Kubatana.net ~ an online community of Zimbabwean activists

If you could change one thing, what would it be?

TOP del.icio.us

Our little chalk board outside the office door has a message scribbled on it that says; if you could change one thing, what would it be? We often receive many visitors, some of whom simply want to engage our humble but free services to ask for all kinds of information ranging from where they can find such and such an organization, to how far with the talks? Fortunately our front-desk man always somehow manages to stifle the temptation to say: this ain’t the effing Salvation Army!

Today this pleasant gentleman waltzed in and the first thing he asked me was what I would change if I could. I said well, that question is for anyone who walks in here, including himself. When I threw back the question to him he said simply, Mugabe. That one change, he explained, would result in an unimaginable ripple effect that will see a stream of other important changes take place to make this country a better place.

Frankly, I hadn’t thought of it that way. I mean, I had sort of perceived that question to somehow elicit a response that is more personal, like what one would change about oneself in terms of say, physical appearance or character. But now that I think of it, he has a point.

On my way to work yesterday I had to maneuver and take the longest route round because I had overlooked the fact that Parliament was being reconvened and a lot of the city’s roads would be cordoned off. I couldn’t help feeling that sense of dread that creeps up on me whenever I encounter the self-important goons in the security service with their polished shoes, neat uniforms and empty stomachs. They just cease to think properly whenever Uncle Bob is playing in the area. I mean, what’s the logic behind sealing off all the backstreets behind Parliament building even to pedestrians, and dictating that they may not walk across here but can do so there? What the hell do they honestly think we can possibly do to that old man (if at all you can see him)? There is no history of suicide bombings here and lets face it, some people just aren’t worth dying for.

If I could change these guys, I’d make them a little more sensible and less condescending. It would be nice to wipe those complacent, smug expressions off their faces.

And what about those clowns masquerading as political leaders with our best interests at heart? Apparently that’s why they spent three weeks at the circus in Pretoria, carefully deliberating our future. Yesterday they are at it again in a less elaborate venue called Parliament. Radio VOP has just reported that there was drama as women’s leagues from the main parties clashed outside Parliament. Apparently they engaged in a battle of the vocal chords whereby the MDC women prevailed by chanting “chinja” (change) and “you are now the opposition” at the top of their voices allegedly shocking their contenders into silence.   When will they realize that they shouldn’t fight each other but rather direct their attention to that one man? If I could wave a magic wand, would I not change their thought processes or better yet, make them all disappear and save us all from their nauseating shenanigans?

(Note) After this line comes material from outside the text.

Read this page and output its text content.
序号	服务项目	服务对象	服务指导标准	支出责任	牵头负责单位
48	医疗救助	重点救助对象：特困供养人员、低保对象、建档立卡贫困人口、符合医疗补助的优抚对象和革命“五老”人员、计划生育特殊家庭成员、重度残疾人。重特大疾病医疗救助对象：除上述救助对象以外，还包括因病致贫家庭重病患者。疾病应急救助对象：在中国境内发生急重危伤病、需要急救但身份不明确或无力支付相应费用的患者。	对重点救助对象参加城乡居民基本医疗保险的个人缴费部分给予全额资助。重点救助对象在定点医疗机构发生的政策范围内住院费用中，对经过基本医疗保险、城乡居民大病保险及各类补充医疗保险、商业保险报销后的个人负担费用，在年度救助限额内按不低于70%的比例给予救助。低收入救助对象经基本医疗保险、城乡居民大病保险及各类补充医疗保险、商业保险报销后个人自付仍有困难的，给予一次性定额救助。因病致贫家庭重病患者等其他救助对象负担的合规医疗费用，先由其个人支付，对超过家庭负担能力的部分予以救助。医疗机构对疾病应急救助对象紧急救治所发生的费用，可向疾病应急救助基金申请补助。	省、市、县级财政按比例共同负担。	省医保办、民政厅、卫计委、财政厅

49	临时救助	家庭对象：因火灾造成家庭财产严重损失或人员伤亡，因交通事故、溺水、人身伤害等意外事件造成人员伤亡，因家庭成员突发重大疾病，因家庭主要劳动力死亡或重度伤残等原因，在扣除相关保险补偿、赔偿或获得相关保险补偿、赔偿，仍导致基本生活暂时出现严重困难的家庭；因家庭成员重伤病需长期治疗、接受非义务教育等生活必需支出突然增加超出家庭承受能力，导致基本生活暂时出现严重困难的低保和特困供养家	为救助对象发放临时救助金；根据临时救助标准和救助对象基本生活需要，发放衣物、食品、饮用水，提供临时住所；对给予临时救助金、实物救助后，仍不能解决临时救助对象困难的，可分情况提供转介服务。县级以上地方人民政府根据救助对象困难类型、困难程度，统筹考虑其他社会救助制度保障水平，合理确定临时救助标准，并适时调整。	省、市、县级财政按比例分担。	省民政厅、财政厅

And how about hypocrites and opportunity-snatchers that shy away from the fields they are experts in, like rocket science, and choose rather to enlighten us all to the hidden schemes and neo-colonial tendencies of the West. Like rapists, I despise hypocrites. They are anything between a cockroach and that stuff that accumulates at the corner of your mouth when you are extremely thirsty.

I’d probably change them too, if I could.

As a matter of fact, I’d like to change a lot of things, wouldn’t you?  But as our friendly visitor suggested, let’s start with that one stubborn man. Change him, and you’ve changed everyone and everything else in Zimbabwe.

One comment to “If you could change one thing, what would it be?”

  1. Comment by Tawanda Maguze:

    You raise very interesting points Natasha, ofcourse as usual with a tad overdose of emotion, over realism. I am not quite sure which era you grew up in, but I am almost certain if you had been there in the early to mid eighties you would have awed at the splendour, glamour and pomp of those polished shoes and neat uniforms. Such set-ups Natasha are not like clothes that you alter to fit when you gain or lose weight. There is nowhere in the world where you will go and find the opening of such gatherings any less ceremonius. Moreover the opening of this year’s parly was really nothing out of the ordinary ( my guess is you are you are young, possibly naive. I do agree ofcourse that with our present situation, some behaviour tends to aggravate our feelings and we really can’t avoid such a reflex as yours. However though lest you forget, the rocket scientist didn’t use Jet A1 fuel to propel himself to where he is, people put him there, (and that simple fact isn’t rocket science).